Although Bryant College occupied the Howard building in 1863, the two schools are not to be confused. Scholfield's was a competitor of Bryant, and by 1882 Bryant was located in the Hoppin Homestead Building down Westminster Street.

There have been four Howard Buildings on the site. Twice it burned down. The third building, home of Scholfield's, was built 1857 and demolished in 1957 after Hurricane Carol flooded downtown.

The main hall of the Howard building was a huge space, with a capacity to hold 1200 students.
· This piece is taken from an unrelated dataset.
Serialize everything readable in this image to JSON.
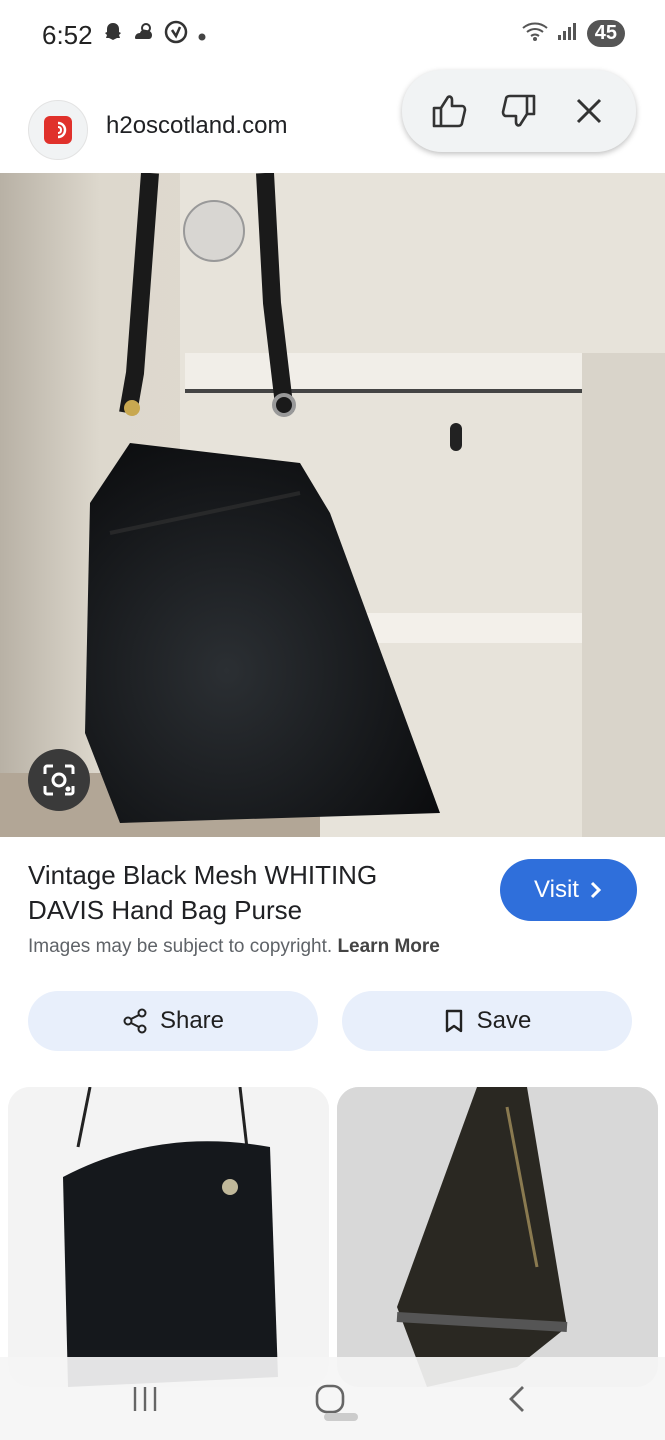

It measured 108 ft long by 62 ft wide, and 25 ft high from floor to ceiling; it was illuminated by the light of fourteen windows by day, and fourteen chandeliers by night.

==Alumni==
In 1892, Scholfield's claimed an alumni body which included "thousands of successful graduates, scattered all over the United States," including governors, mayors, and "men in all responsible positions of life." Some notable people who studied at Scholfield's include:

- Henry Fletcher (1859–1953), Mayor of Providence 1909-1913
- Albert H. Humes (1867–1947), architect, and one-term mayor of Central Falls
- James H. Rutter (1836–1885), president of the New York Central and Hudson River Railroad Company upon the retirement of William Henry Vanderbilt
- Alexander C. Robertson (1849—1908), president of the Robertson Paper Mills in Montville, and Connecticut state representative (1875, 1889) and state senator.